4) mothers with borderline glandular tissue that can maintain marginal growth initially, but cannot sustain that growth as the babies needs increase

These babies typically gain at a slower rate and even slow in linear growth.  If mothers do not receive appropriate counseling, they then overcompensate with the end result that their babies end up stunted and overweight.
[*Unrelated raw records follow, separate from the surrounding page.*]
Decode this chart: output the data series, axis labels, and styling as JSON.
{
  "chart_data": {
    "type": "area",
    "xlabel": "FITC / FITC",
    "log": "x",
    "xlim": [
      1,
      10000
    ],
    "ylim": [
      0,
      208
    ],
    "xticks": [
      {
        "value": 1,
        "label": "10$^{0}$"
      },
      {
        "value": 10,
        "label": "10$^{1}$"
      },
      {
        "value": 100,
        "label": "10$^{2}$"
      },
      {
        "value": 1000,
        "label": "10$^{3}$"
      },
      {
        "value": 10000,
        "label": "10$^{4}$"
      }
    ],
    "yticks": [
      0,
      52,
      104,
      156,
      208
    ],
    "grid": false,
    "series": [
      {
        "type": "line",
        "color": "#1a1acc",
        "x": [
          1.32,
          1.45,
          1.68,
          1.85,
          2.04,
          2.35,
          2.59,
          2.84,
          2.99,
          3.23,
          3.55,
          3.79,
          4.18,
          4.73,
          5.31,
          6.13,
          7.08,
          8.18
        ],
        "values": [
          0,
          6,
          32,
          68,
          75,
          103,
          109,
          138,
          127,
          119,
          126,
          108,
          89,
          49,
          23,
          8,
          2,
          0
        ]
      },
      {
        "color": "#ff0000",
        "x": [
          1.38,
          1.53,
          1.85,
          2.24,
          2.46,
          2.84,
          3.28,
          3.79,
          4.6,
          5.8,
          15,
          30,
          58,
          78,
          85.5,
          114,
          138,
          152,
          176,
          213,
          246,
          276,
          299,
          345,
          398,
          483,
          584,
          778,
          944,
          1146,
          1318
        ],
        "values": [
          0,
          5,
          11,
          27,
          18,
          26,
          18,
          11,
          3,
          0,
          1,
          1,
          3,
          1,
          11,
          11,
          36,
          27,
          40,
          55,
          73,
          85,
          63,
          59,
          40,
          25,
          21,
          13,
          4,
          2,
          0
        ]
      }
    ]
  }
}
Problem 3:  High Drop Out Rates
            My suspicion with the high drop out rates mentioned in the editorial (http://www.nature.com/oby/journal/v19/n7/full/oby2010235a.html) is that the parents who are most likely to continue to participate are those with babies who are regurgitators who eat large amount frequently and babies whose health care practitioners assumed they were not growing well enough because they were using the old CDC charts for weight gain.  There may be a subset of infants who did fail to thrive because of premature or overly aggressive “soothing” and whose parents ordinarily would have responded to the hunger cues with later overfeeding but did not because the study focused on soothing tactics and responsive feeding.  Since appetite suppression is common in failure to thrive, these infants may never have cued appropriately in relationship to their inherent genetic potential for optimal growth.  Since the data are aggregated it is impossible to tell what proportion of the infants are really at a very low end of the weight for length percentile.  
 
	 I suspect that the parents who are more likely to drop out are parents whose very young babies cannot tolerate having their feedings stretched at such a young age, babies are failing to thrive to such an extent that it is visible, or regurgitators whose parents are simply too exhausted or uncomfortable with their infants distress to attempt to soothe their babies rather than feeding them.  Parents who are uncomfortable soothing what appears to them to be a hungry baby will not want to continue the protocol.  If the babies that fail to thrive drop out and are not given the guidance to respond appropriately to their feeding cues, they may go on to be overfed.  In fact, this is what I have seen in my practice – initial low weight gain, accompanied by stunting, followed by overweight.  This is exactly the same pattern that is seen in exclusively formula fed infants and seems also to be seen when mothers bottle-feed breastmilk to their babies in ways that approximate formula feeding norms rather than the patterns of the breastfed babies which is the physiologic norm.  So, I would suspect that this pilot study might fail to capture both the rebound from failure to thrive to overweight as well as the escalating overfeeding of the regurgitating babies.